На время поездки нам предстояло разлучиться. Из соображений экономии я взял билет в третий класс, Звездочадский поехал в мягком. Проводник отвел его к синему вагону с табличкой «Для курящих». До отправления поезда еще оставалось время, и я поднялся с ними вместе. Ковер впитал звук наших шагов. В вагоне пахло смолянистыми сосновыми дровами, кожей, дорогим табаком. Сверкали начищенные медные ручки, красное дерево мягко мерцало полировкой. На обитом бархатом диване, откинувшись на спинку и полузакрыв глаза, расположился седовласый генерал весь увешан ный орденами. Лицо его бороздили глубокие морщины, пышные бакенбарды и лихо закрученные усы, следуя последнему веянию моды, покрывал тонкий слой позолоты. Генерал курил сигару, распространяя крепкий табачный дух. Когда мы вошли, он кивнул, не то отмечая, не то любезно соглашаясь на наше присутствие, и выпустил кольцо голубоватого дыма.

- Выбирайте любое место, какое глянется, милсдарь, - обратился к Звездочадскому проводник. - На моей памяти мягкие вагоны всегда следуют пустыми.

Устроив приятеля и попутно удовлетворив любопытство, в сопровождении того же проводника я отправился к себе. Третий класс уже забился битком. От людского дыхания стекла в вагоне запотели, воздух был теплым и волглым. Проводнику удалось пристроить меня между миловидной юной особой и господином средних лет, раскрасневшимся от духоты, в расхристанном кафтане. На коленях моего соседа стояла клеть, где горделиво восседал еще один пассажир - красный петух с черной грудкой. Птица была странной: без гребня и без бородки, зато с остро отточенными, прямо-таки уланскими шпорами. Из-за этих шпор я сразу почувствовал наше с ним родство.

- Уважаемый, я же говорил вам, что птицу необходимо определить в багаж, - укорил проводник моего соседа.

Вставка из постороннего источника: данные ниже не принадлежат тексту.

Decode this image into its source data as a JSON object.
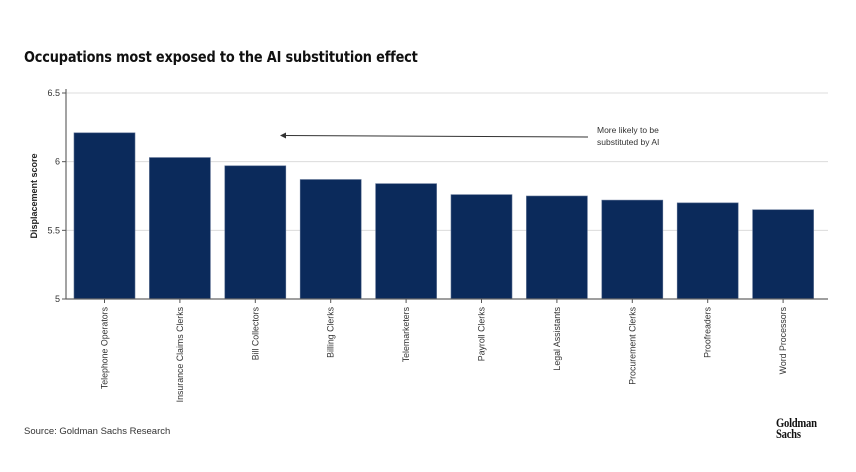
{
  "chart_data": {
    "type": "bar",
    "title": "Occupations most exposed to the AI substitution effect",
    "xlabel": "",
    "ylabel": "Displacement score",
    "ylim": [
      5,
      6.5
    ],
    "yticks": [
      5,
      5.5,
      6,
      6.5
    ],
    "ytick_labels": [
      "5",
      "5.5",
      "6",
      "6.5"
    ],
    "grid": true,
    "categories": [
      "Telephone Operators",
      "Insurance Claims Clerks",
      "Bill Collectors",
      "Billing Clerks",
      "Telemarketers",
      "Payroll Clerks",
      "Legal Assistants",
      "Procurement Clerks",
      "Proofreaders",
      "Word Processors"
    ],
    "values": [
      6.21,
      6.03,
      5.97,
      5.87,
      5.84,
      5.76,
      5.75,
      5.72,
      5.7,
      5.65
    ],
    "bar_color": "#0b2a5b",
    "annotation": {
      "lines": [
        "More likely to be",
        "substituted by AI"
      ],
      "arrow_direction": "left"
    }
  },
  "footer": {
    "source": "Source: Goldman Sachs Research",
    "logo_line1": "Goldman",
    "logo_line2": "Sachs"
  }
}
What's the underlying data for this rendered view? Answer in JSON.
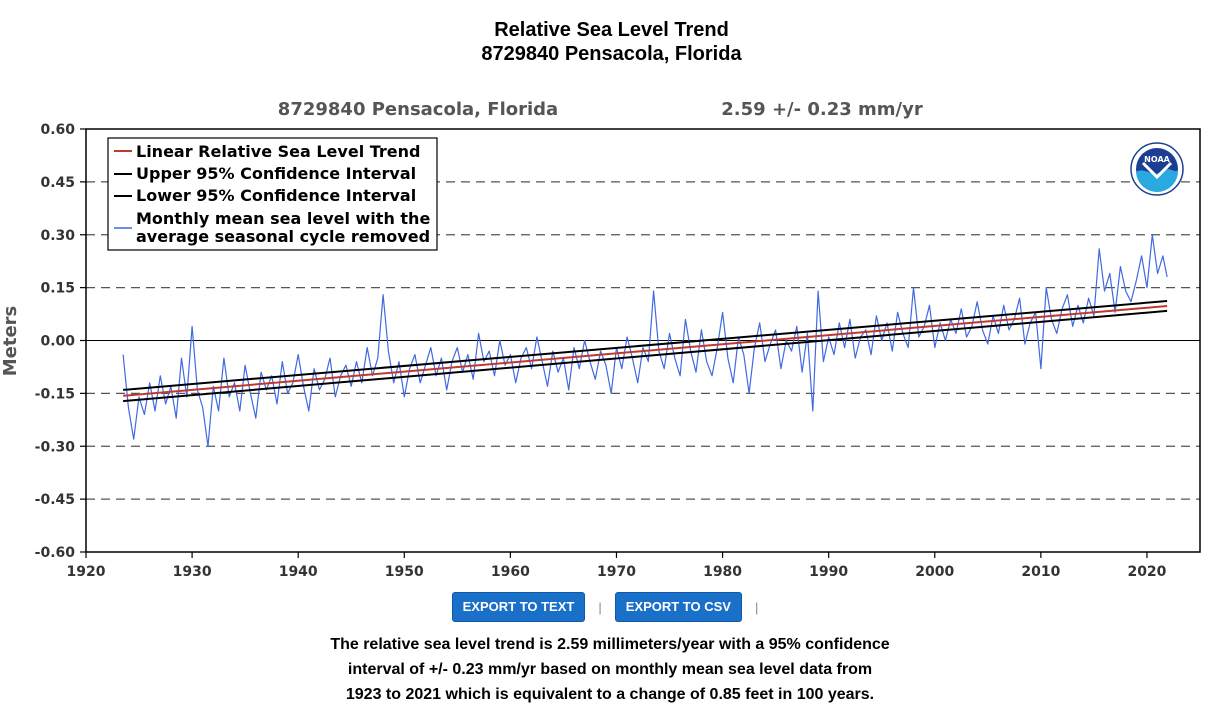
{
  "page": {
    "title_line1": "Relative Sea Level Trend",
    "title_line2": "8729840 Pensacola, Florida"
  },
  "chart_data": {
    "type": "line",
    "header_left": "8729840 Pensacola, Florida",
    "header_right": "2.59 +/-  0.23 mm/yr",
    "ylabel": "Meters",
    "xlim": [
      1920,
      2025
    ],
    "ylim": [
      -0.6,
      0.6
    ],
    "xticks": [
      "1920",
      "1930",
      "1940",
      "1950",
      "1960",
      "1970",
      "1980",
      "1990",
      "2000",
      "2010",
      "2020"
    ],
    "yticks": [
      "0.60",
      "0.45",
      "0.30",
      "0.15",
      "0.00",
      "-0.15",
      "-0.30",
      "-0.45",
      "-0.60"
    ],
    "grid": "horizontal dashed",
    "legend_position": "top-left",
    "logo": "NOAA",
    "series": [
      {
        "name": "Linear Relative Sea Level Trend",
        "color": "#c0392b",
        "x": [
          1923.5,
          2021.9
        ],
        "y": [
          -0.157,
          0.098
        ]
      },
      {
        "name": "Upper 95% Confidence Interval",
        "color": "#000000",
        "x": [
          1923.5,
          2021.9
        ],
        "y": [
          -0.14,
          0.112
        ]
      },
      {
        "name": "Lower 95% Confidence Interval",
        "color": "#000000",
        "x": [
          1923.5,
          2021.9
        ],
        "y": [
          -0.172,
          0.084
        ]
      },
      {
        "name": "Monthly mean sea level with the average seasonal cycle removed",
        "legend_lines": [
          "Monthly mean sea level with the",
          "average seasonal cycle removed"
        ],
        "color": "#4169e1",
        "x": [
          1923.5,
          1924,
          1924.5,
          1925,
          1925.5,
          1926,
          1926.5,
          1927,
          1927.5,
          1928,
          1928.5,
          1929,
          1929.5,
          1930,
          1930.5,
          1931,
          1931.5,
          1932,
          1932.5,
          1933,
          1933.5,
          1934,
          1934.5,
          1935,
          1935.5,
          1936,
          1936.5,
          1937,
          1937.5,
          1938,
          1938.5,
          1939,
          1939.5,
          1940,
          1940.5,
          1941,
          1941.5,
          1942,
          1942.5,
          1943,
          1943.5,
          1944,
          1944.5,
          1945,
          1945.5,
          1946,
          1946.5,
          1947,
          1947.5,
          1948,
          1948.5,
          1949,
          1949.5,
          1950,
          1950.5,
          1951,
          1951.5,
          1952,
          1952.5,
          1953,
          1953.5,
          1954,
          1954.5,
          1955,
          1955.5,
          1956,
          1956.5,
          1957,
          1957.5,
          1958,
          1958.5,
          1959,
          1959.5,
          1960,
          1960.5,
          1961,
          1961.5,
          1962,
          1962.5,
          1963,
          1963.5,
          1964,
          1964.5,
          1965,
          1965.5,
          1966,
          1966.5,
          1967,
          1967.5,
          1968,
          1968.5,
          1969,
          1969.5,
          1970,
          1970.5,
          1971,
          1971.5,
          1972,
          1972.5,
          1973,
          1973.5,
          1974,
          1974.5,
          1975,
          1975.5,
          1976,
          1976.5,
          1977,
          1977.5,
          1978,
          1978.5,
          1979,
          1979.5,
          1980,
          1980.5,
          1981,
          1981.5,
          1982,
          1982.5,
          1983,
          1983.5,
          1984,
          1984.5,
          1985,
          1985.5,
          1986,
          1986.5,
          1987,
          1987.5,
          1988,
          1988.5,
          1989,
          1989.5,
          1990,
          1990.5,
          1991,
          1991.5,
          1992,
          1992.5,
          1993,
          1993.5,
          1994,
          1994.5,
          1995,
          1995.5,
          1996,
          1996.5,
          1997,
          1997.5,
          1998,
          1998.5,
          1999,
          1999.5,
          2000,
          2000.5,
          2001,
          2001.5,
          2002,
          2002.5,
          2003,
          2003.5,
          2004,
          2004.5,
          2005,
          2005.5,
          2006,
          2006.5,
          2007,
          2007.5,
          2008,
          2008.5,
          2009,
          2009.5,
          2010,
          2010.5,
          2011,
          2011.5,
          2012,
          2012.5,
          2013,
          2013.5,
          2014,
          2014.5,
          2015,
          2015.5,
          2016,
          2016.5,
          2017,
          2017.5,
          2018,
          2018.5,
          2019,
          2019.5,
          2020,
          2020.5,
          2021,
          2021.5,
          2021.9
        ],
        "y": [
          -0.04,
          -0.19,
          -0.28,
          -0.16,
          -0.21,
          -0.12,
          -0.2,
          -0.1,
          -0.18,
          -0.13,
          -0.22,
          -0.05,
          -0.16,
          0.04,
          -0.14,
          -0.19,
          -0.3,
          -0.13,
          -0.2,
          -0.05,
          -0.16,
          -0.12,
          -0.2,
          -0.07,
          -0.15,
          -0.22,
          -0.09,
          -0.14,
          -0.1,
          -0.18,
          -0.06,
          -0.15,
          -0.12,
          -0.04,
          -0.13,
          -0.2,
          -0.08,
          -0.14,
          -0.11,
          -0.05,
          -0.16,
          -0.1,
          -0.07,
          -0.13,
          -0.06,
          -0.12,
          -0.02,
          -0.1,
          -0.05,
          0.13,
          -0.03,
          -0.12,
          -0.06,
          -0.16,
          -0.08,
          -0.04,
          -0.12,
          -0.07,
          -0.02,
          -0.1,
          -0.05,
          -0.14,
          -0.06,
          -0.02,
          -0.09,
          -0.04,
          -0.11,
          0.02,
          -0.06,
          -0.03,
          -0.1,
          0.0,
          -0.07,
          -0.04,
          -0.12,
          -0.05,
          -0.02,
          -0.08,
          0.01,
          -0.06,
          -0.13,
          -0.03,
          -0.09,
          -0.05,
          -0.14,
          -0.02,
          -0.08,
          0.0,
          -0.06,
          -0.11,
          -0.03,
          -0.07,
          -0.15,
          -0.02,
          -0.08,
          0.01,
          -0.05,
          -0.12,
          -0.02,
          -0.06,
          0.14,
          -0.03,
          -0.08,
          0.02,
          -0.05,
          -0.1,
          0.06,
          -0.03,
          -0.09,
          0.03,
          -0.06,
          -0.1,
          -0.02,
          0.08,
          -0.05,
          -0.12,
          0.01,
          -0.04,
          -0.15,
          -0.02,
          0.05,
          -0.06,
          -0.01,
          0.03,
          -0.08,
          0.0,
          -0.03,
          0.04,
          -0.09,
          0.02,
          -0.2,
          0.14,
          -0.06,
          0.01,
          -0.04,
          0.05,
          -0.02,
          0.06,
          -0.05,
          0.01,
          0.03,
          -0.04,
          0.07,
          0.0,
          0.05,
          -0.03,
          0.08,
          0.02,
          -0.02,
          0.15,
          0.01,
          0.04,
          0.1,
          -0.02,
          0.05,
          0.0,
          0.06,
          0.02,
          0.09,
          0.01,
          0.04,
          0.11,
          0.03,
          -0.01,
          0.07,
          0.02,
          0.1,
          0.03,
          0.06,
          0.12,
          -0.01,
          0.05,
          0.08,
          -0.08,
          0.15,
          0.06,
          0.02,
          0.09,
          0.13,
          0.04,
          0.1,
          0.05,
          0.12,
          0.07,
          0.26,
          0.14,
          0.19,
          0.08,
          0.21,
          0.14,
          0.11,
          0.17,
          0.24,
          0.15,
          0.3,
          0.19,
          0.24,
          0.18
        ]
      }
    ]
  },
  "actions": {
    "export_text": "EXPORT TO TEXT",
    "export_csv": "EXPORT TO CSV",
    "separator": "|"
  },
  "summary": {
    "line1": "The relative sea level trend is 2.59 millimeters/year with a 95% confidence",
    "line2": "interval of +/- 0.23 mm/yr based on monthly mean sea level data from",
    "line3": "1923 to 2021 which is equivalent to a change of 0.85 feet in 100 years."
  }
}
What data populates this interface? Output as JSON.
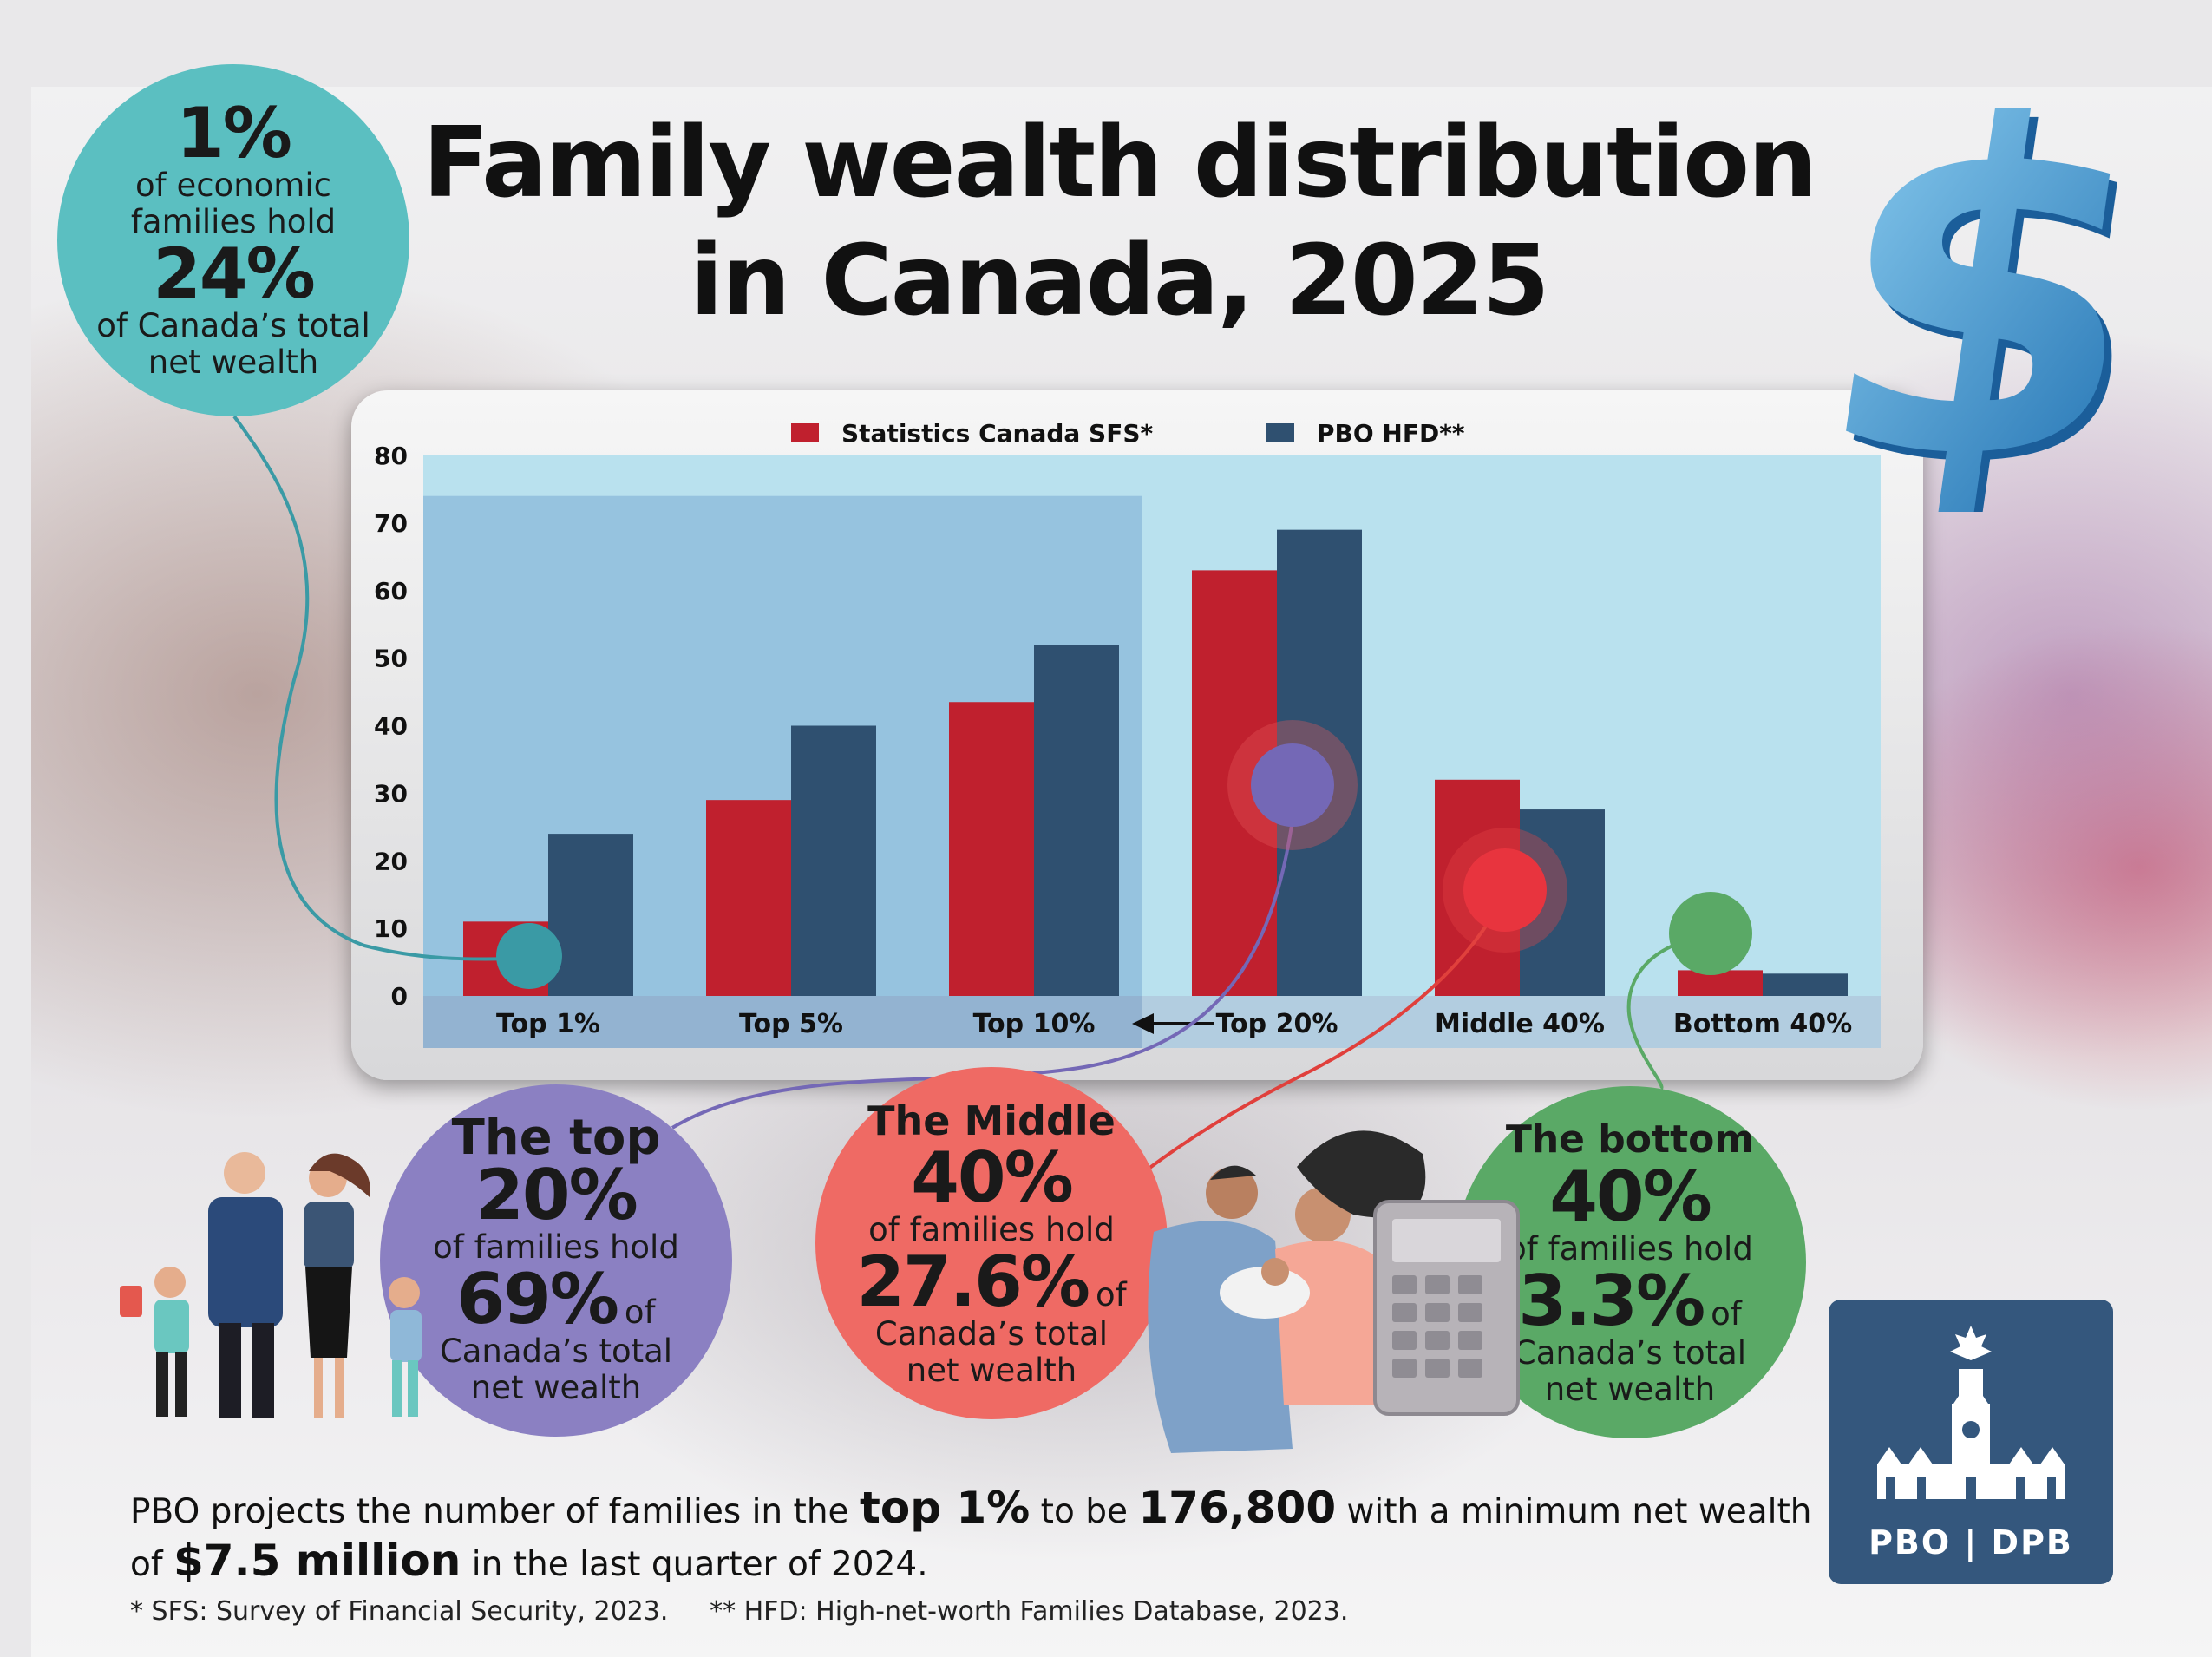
{
  "title_line1": "Family wealth distribution",
  "title_line2": "in Canada, 2025",
  "callouts": {
    "top1": {
      "big1": "1%",
      "t1": "of economic",
      "t2": "families hold",
      "big2": "24%",
      "t3": "of Canada’s total",
      "t4": "net wealth"
    },
    "top20": {
      "h1": "The top",
      "big1": "20%",
      "t1": "of families hold",
      "big2": "69%",
      "of": "of",
      "t2": "Canada’s total",
      "t3": "net wealth"
    },
    "middle40": {
      "h1": "The Middle",
      "big1": "40%",
      "t1": "of families hold",
      "big2": "27.6%",
      "of": "of",
      "t2": "Canada’s total",
      "t3": "net wealth"
    },
    "bottom40": {
      "h1": "The bottom",
      "big1": "40%",
      "t1": "of families hold",
      "big2": "3.3%",
      "of": "of",
      "t2": "Canada’s total",
      "t3": "net wealth"
    }
  },
  "bottom_text": {
    "p1": "PBO projects the number of families in the ",
    "b1": "top 1%",
    "p2": " to be ",
    "b2": "176,800",
    "p3": " with a minimum net wealth",
    "p4": "of ",
    "b3": "$7.5 million",
    "p5": " in the last quarter of 2024."
  },
  "footnotes": {
    "sfs": "* SFS: Survey of Financial Security, 2023.",
    "hfd": "** HFD: High-net-worth Families Database, 2023."
  },
  "logo": {
    "text": "PBO | DPB"
  },
  "colors": {
    "sfs": "#c0202e",
    "hfd": "#2f5070",
    "plot_bg": "#b9e1ee",
    "highlight": "#8fbddc",
    "teal": "#5bbfc1",
    "purple": "#8b80c2",
    "red": "#ef6a64",
    "green": "#5aa966"
  },
  "chart_data": {
    "type": "bar",
    "categories": [
      "Top 1%",
      "Top 5%",
      "Top 10%",
      "Top 20%",
      "Middle 40%",
      "Bottom 40%"
    ],
    "series": [
      {
        "name": "Statistics Canada SFS*",
        "values": [
          11,
          29,
          43.5,
          63,
          32,
          3.8
        ]
      },
      {
        "name": "PBO HFD**",
        "values": [
          24,
          40,
          52,
          69,
          27.6,
          3.3
        ]
      }
    ],
    "ylim": [
      0,
      80
    ],
    "yticks": [
      0,
      10,
      20,
      30,
      40,
      50,
      60,
      70,
      80
    ],
    "legend": "top",
    "grid": false
  }
}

- А я говорил вам, что сие невозможно никак, - визгливо ответствовал тот, плотнее притискивая к себе клеть и привычно уворачиваясь от мелькнувшего между прутьями клюва. – К вашему сведению, Петро Петрович не какой-нибудь сельский увалень, это благороднейшая птица, приспособленная к участию в боях. Я отдал за него полсотни имперских идеалов и еще триста чаяний сверху. В багажном вагоне Петро Петрович может подхватить воспаление легких или ревматизм, и плакали тогда мои идеалы и чаяния!

- Вы вольны поместить его в прихожую вагона к ручной клади.

- Абсолютно исключено. А ну какой тать, соблазнившись статями моего красавца, схитит клетку из непотребного желанья отведать бульону? А Петро Петрович, будучи заключен за прутьями, беспомощен, аки агнец.

- Но позвольте, здесь птица будет мешать окружающим.

- Что вы, конечно нет. Ну, вот чем, скажите на милость, такому доблестному офицеру может досадить петух?

Тут господин посмотрел на меня, и я помимо воли оказался втянутым в их перепалку. Я пожал плечами. Спору нет, пернатое соседство было куда предпочтительнее грохота вражеской артиллерии или стрекота аэропланов. Тем паче, с другой стороны ко мне прижималась молодая девушка, румяная и свежая, точно цветок пиона.